Last time I waxed less than poetically about the lack of critical thinking encouraged and enjoyed by my students. I should have added to that thought that there are some teachers who lack critical thinking skills. I actually know another teacher who thinks she encourages her student to think for themselves and analyze things by giving them spelling tests. In college. For credit. No need to dignify that with any commentary. Moving on . . .
Issue 2: Stupidity facilitated by technology is the new black.
A student in one of my classes told me early in the semester that he saw no point in studying history or government because who cared about that stuff. This is the same student who, after watching the movie Pan’s Labyrinth, informed me that fascism wouldn’t have worked on him because he just would have told them no.
Cause you know how those fascists love personal opinion and expression.
I actually tried explain to him that while that’s all well and good to say, it has no bearing on the reality of fascist regime. I tried to use the most basic of examples to prove my point–WWII Germany–but he was too interested in telling me how he would have done things differently. He had no knowledge or respect for the significance of the past and therefore is one of the growing masses going around sharing an opinion based on nothing. (This is not, by the way, a younger student. He’s actually four years older than I am.)

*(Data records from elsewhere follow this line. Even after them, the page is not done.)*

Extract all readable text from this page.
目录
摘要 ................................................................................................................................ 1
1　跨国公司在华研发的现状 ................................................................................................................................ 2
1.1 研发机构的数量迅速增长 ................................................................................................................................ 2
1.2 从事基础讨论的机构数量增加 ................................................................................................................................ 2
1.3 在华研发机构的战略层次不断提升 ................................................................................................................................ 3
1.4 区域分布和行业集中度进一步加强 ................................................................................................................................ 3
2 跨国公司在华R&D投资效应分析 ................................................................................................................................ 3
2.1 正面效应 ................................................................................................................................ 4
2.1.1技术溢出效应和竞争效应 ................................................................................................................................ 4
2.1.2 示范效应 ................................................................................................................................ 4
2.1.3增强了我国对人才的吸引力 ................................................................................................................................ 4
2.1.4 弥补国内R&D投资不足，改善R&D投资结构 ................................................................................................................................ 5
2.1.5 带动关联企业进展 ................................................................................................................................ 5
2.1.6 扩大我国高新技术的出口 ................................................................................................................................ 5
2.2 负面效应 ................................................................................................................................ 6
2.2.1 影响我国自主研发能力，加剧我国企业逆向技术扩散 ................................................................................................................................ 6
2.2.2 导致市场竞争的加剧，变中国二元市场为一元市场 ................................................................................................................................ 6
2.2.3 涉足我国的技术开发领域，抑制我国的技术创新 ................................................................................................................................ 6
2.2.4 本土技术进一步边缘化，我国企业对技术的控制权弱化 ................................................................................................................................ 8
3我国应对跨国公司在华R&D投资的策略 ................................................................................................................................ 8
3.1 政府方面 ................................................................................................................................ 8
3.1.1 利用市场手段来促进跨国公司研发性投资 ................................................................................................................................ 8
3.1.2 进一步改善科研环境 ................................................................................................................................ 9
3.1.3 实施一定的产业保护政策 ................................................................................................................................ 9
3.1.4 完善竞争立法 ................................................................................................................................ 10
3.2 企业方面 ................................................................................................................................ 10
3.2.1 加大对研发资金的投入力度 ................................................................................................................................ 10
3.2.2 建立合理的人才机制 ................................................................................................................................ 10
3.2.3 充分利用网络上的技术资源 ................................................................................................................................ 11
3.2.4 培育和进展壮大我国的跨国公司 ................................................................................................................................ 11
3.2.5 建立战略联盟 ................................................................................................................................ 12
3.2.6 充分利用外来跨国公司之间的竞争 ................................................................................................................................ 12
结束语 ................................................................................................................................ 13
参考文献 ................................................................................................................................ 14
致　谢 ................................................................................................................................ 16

The general consensus of my students that with the internet, there is no need to learn fundamental things like history, government, or culture. We have more technology and access to resources than anyone could have dreamed of and we are a world that uses it like a crutch to avoid actually knowing anything.
The question used to be, “When are we going to need this?” Now it has changed to, “Why bother when I can look it up on Wikipedia?”
Nevermind that Wikipedia is not reliable and has no academic or scholarly moderator.
And what’s more is that people consider it ‘lame’ or ‘stupid’ to have any fundamental knowledge. That isn’t a new development; where do you think the Geek stereotype comes from? But the point is, students now more than ever fight any sort of learning because they think they are too cool for it. To which I want to reply one of two things:
a. Then why are you in college?
b. And what career exactly are you planning on where you can sit around and be cool and know absolutely nothing?
My athletes are usually more than happy to tell me that when they go pro, they won’t need all this. I try not to point out the statistical probabilities of every community college athlete going pro (see–a good place to use math!). I ask them what’s going to happen when they get hurt or can’t play anymore because they are too old. Coaching is always the answer. So hopefully there will be a sports team boom so all my athletes can have careers. Of course, most of them don’t bother to watch the sport they play or have any idea of its history. But apparently, in their minds, it doesn’t matter. Cause they’re cool.